First, the source of the word "pants", which is what we in the U.S. call trousers. In England, pants are underwear, and trousers are pants.

"Word History: One would not expect a word for a modern article of clothing to come ultimately from the name of a 4th-century Roman Catholic saint, but that is the case with the word pants. It can be traced back to Pantaleon, the patron saint of Venice. He became so closely associated with the inhabitants of that city that the Venetians were popularly known as Pantaloni. Consequently, among the commedia dell'arte's stock characters the representative Venetian (a stereotypically wealthy but miserly merchant) was called Pantalone, or Pantalon in French. In the mid-17th century the French came to identify him with one particular style of trousers, a style which became known as pantaloons in English. Pantaloons was later applied to another style that came into fashion in the late 18th century, tight-fitting garments that had begun to replace knee breeches. After that pantaloons was used to refer to trousers in general. The abbreviation of pantaloons to pants met with some resistance at first; it was considered vulgar and, as Oliver Wendell Holmes put it, “a word not made for gentlemen, but ‘gents.’” First found in the writings of Edgar Allan Poe in 1840, pants has replaced the “gentleman's word” in English and has lost all obvious connection to Saint Pantaleon." (Dictionary.com)

Next, the reason trousers come in pairs:

"Men's trousers
Trousers also trace their ancestry to the individual hose worn by men in the 15th century (which is why trousers are plural and not singular). The hose were easy to make and fastened to a doublet at the top with ties called "points", but as time went by, the two hose were joined, first in the back then across the front, but still leaving a large opening for sanitary functions. Originally, doublets came almost to the knees, effectively covering the genitalia, but as fashions changed and doublets became shorter, it became necessary (and required by the church) for men to cover their genitals with a codpiece.
By the end of the 16th century, the codpiece had been incorporated into the hose, now usually called breeches, which were roughly knee-length and featured a fly or fall front opening."

Thus, you can wear each pant seperately with a garter if you like.

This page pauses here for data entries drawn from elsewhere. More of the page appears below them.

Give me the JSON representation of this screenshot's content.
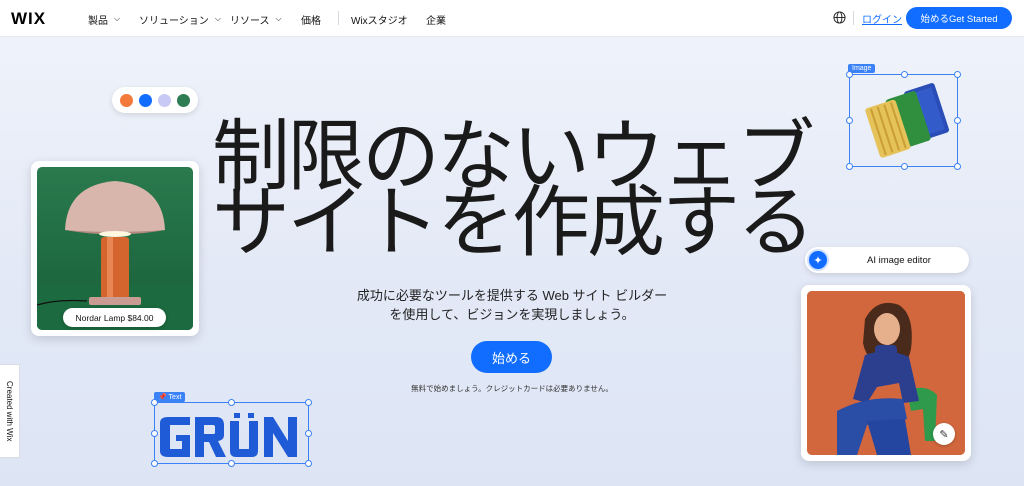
{
  "nav": {
    "logo": "WIX",
    "items": [
      {
        "label": "製品",
        "dropdown": true
      },
      {
        "label": "ソリューション",
        "dropdown": true
      },
      {
        "label": "リソース",
        "dropdown": true
      },
      {
        "label": "価格",
        "dropdown": false
      },
      {
        "label": "Wixスタジオ",
        "dropdown": false
      },
      {
        "label": "企業",
        "dropdown": false
      }
    ],
    "language_icon": "globe-icon",
    "login": "ログイン",
    "cta": "始めるGet Started"
  },
  "hero": {
    "headline_line1": "制限のないウェブ",
    "headline_line2": "サイトを作成する",
    "sub_line1": "成功に必要なツールを提供する Web サイト ビルダー",
    "sub_line2": "を使用して、ビジョンを実現しましょう。",
    "start_button": "始める",
    "fine_print": "無料で始めましょう。クレジットカードは必要ありません。"
  },
  "palette": {
    "colors": [
      "#f47a3c",
      "#116dff",
      "#c9c9f5",
      "#2f7d54"
    ]
  },
  "lamp_card": {
    "price_label": "Nordar Lamp $84.00"
  },
  "image_selection": {
    "tag": "Image"
  },
  "ai_editor": {
    "icon": "sparkle-icon",
    "label": "AI image editor"
  },
  "text_selection": {
    "tag": "Text",
    "logo_text": "GRÜN"
  },
  "woman_card": {
    "edit_icon": "pencil-sparkle-icon"
  },
  "badge": {
    "created_with": "Created with Wix"
  },
  "colors": {
    "accent": "#116dff",
    "selection": "#3b82f6"
  }
}
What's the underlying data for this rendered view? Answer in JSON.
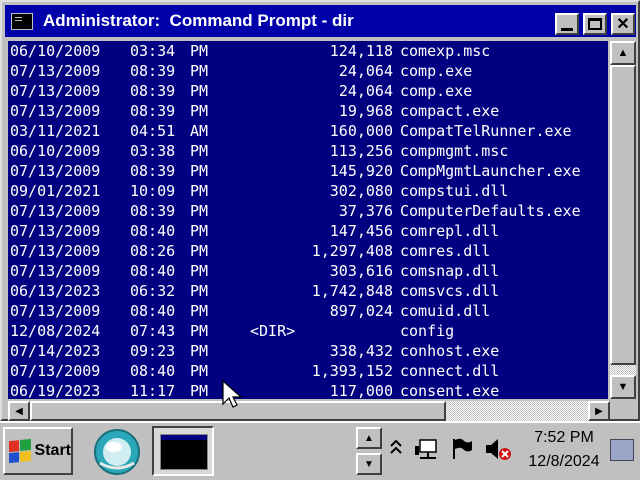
{
  "window": {
    "title": "Administrator:  Command Prompt - dir",
    "minimize_label": "_",
    "close_label": "✕"
  },
  "console": {
    "lines": [
      {
        "date": "06/10/2009",
        "time": "03:34",
        "ampm": "PM",
        "dir": "",
        "size": "124,118",
        "name": "comexp.msc"
      },
      {
        "date": "07/13/2009",
        "time": "08:39",
        "ampm": "PM",
        "dir": "",
        "size": "24,064",
        "name": "comp.exe"
      },
      {
        "date": "07/13/2009",
        "time": "08:39",
        "ampm": "PM",
        "dir": "",
        "size": "24,064",
        "name": "comp.exe"
      },
      {
        "date": "07/13/2009",
        "time": "08:39",
        "ampm": "PM",
        "dir": "",
        "size": "19,968",
        "name": "compact.exe"
      },
      {
        "date": "03/11/2021",
        "time": "04:51",
        "ampm": "AM",
        "dir": "",
        "size": "160,000",
        "name": "CompatTelRunner.exe"
      },
      {
        "date": "06/10/2009",
        "time": "03:38",
        "ampm": "PM",
        "dir": "",
        "size": "113,256",
        "name": "compmgmt.msc"
      },
      {
        "date": "07/13/2009",
        "time": "08:39",
        "ampm": "PM",
        "dir": "",
        "size": "145,920",
        "name": "CompMgmtLauncher.exe"
      },
      {
        "date": "09/01/2021",
        "time": "10:09",
        "ampm": "PM",
        "dir": "",
        "size": "302,080",
        "name": "compstui.dll"
      },
      {
        "date": "07/13/2009",
        "time": "08:39",
        "ampm": "PM",
        "dir": "",
        "size": "37,376",
        "name": "ComputerDefaults.exe"
      },
      {
        "date": "07/13/2009",
        "time": "08:40",
        "ampm": "PM",
        "dir": "",
        "size": "147,456",
        "name": "comrepl.dll"
      },
      {
        "date": "07/13/2009",
        "time": "08:26",
        "ampm": "PM",
        "dir": "",
        "size": "1,297,408",
        "name": "comres.dll"
      },
      {
        "date": "07/13/2009",
        "time": "08:40",
        "ampm": "PM",
        "dir": "",
        "size": "303,616",
        "name": "comsnap.dll"
      },
      {
        "date": "06/13/2023",
        "time": "06:32",
        "ampm": "PM",
        "dir": "",
        "size": "1,742,848",
        "name": "comsvcs.dll"
      },
      {
        "date": "07/13/2009",
        "time": "08:40",
        "ampm": "PM",
        "dir": "",
        "size": "897,024",
        "name": "comuid.dll"
      },
      {
        "date": "12/08/2024",
        "time": "07:43",
        "ampm": "PM",
        "dir": "<DIR>",
        "size": "",
        "name": "config"
      },
      {
        "date": "07/14/2023",
        "time": "09:23",
        "ampm": "PM",
        "dir": "",
        "size": "338,432",
        "name": "conhost.exe"
      },
      {
        "date": "07/13/2009",
        "time": "08:40",
        "ampm": "PM",
        "dir": "",
        "size": "1,393,152",
        "name": "connect.dll"
      },
      {
        "date": "06/19/2023",
        "time": "11:17",
        "ampm": "PM",
        "dir": "",
        "size": "117,000",
        "name": "consent.exe"
      }
    ]
  },
  "scrollbar": {
    "up_arrow": "▲",
    "down_arrow": "▼",
    "left_arrow": "◀",
    "right_arrow": "▶"
  },
  "taskbar": {
    "start_label": "Start",
    "clock_time": "7:52 PM",
    "clock_date": "12/8/2024",
    "tray_up": "▲",
    "tray_down": "▼"
  },
  "colors": {
    "console_bg": "#000080",
    "title_bg": "#0000aa",
    "desktop": "#008080"
  }
}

And, for those who do not like, I found this interesting sight:

http://www.kiltmen.com/

I kinda like the look, but I doubt I could get my husband into one. Not good for rock climbing. But I did see a hefty man in Walmart wearing one the other day.

Muley said...

That hefty man you saw in Walmart supposedly wearing a kilt was probably a woman wearing a skirt who was doing a little shopping between roller derby matches.

Laura! Wow, when you respond to a question, you really respond, don't you? Thanks for the well-researched display of knowledge tailored to my typically boneheaded question. Now that I know that trousers used to be separate leg coverings, joined by a codpiece, I know why we refer to a "pair" of trousers or pants.

Actually, I kinda wish the old system of separate leg coverings would come back in style. That way, men would be able to mix and match colors and styles to form their own individual pants. The left leg could be blue denim, the right leg red leather, and many other combinations.

And think of the fun we'd have shopping for codpieces! It wouldn't only be rock stars and ballet dancers who would get to wear this nifty item. I could see professional athletes coming out with their own signature versions for sale, autographed and endorsed just like baseball gloves and basketballs. "Get the new Barry Bonds Flex-O-Matic Codpiece, made of the finest tooled leather and fastened with sterling silver rivets. Comes complete with a compass in the saddle horn."

Or maybe not.

nightfly said...

Muley - if rumor is true, Barry probably doesn't need a codpiece anymore.

#2 - Doesn't Stitch actually do this in "Lilo and Stitch"? Fabulously gross moment.

#3 (or, really, #7) - I could get behind this trend. Losing cards could proclaim, "You... are a meathead." Winners could invite you to pack it up and move to Beverly. These cards need to be audio. I demand it.

Nettie said...

With your luck, they'd probably start breathing really fast in your face- that's a pant, right?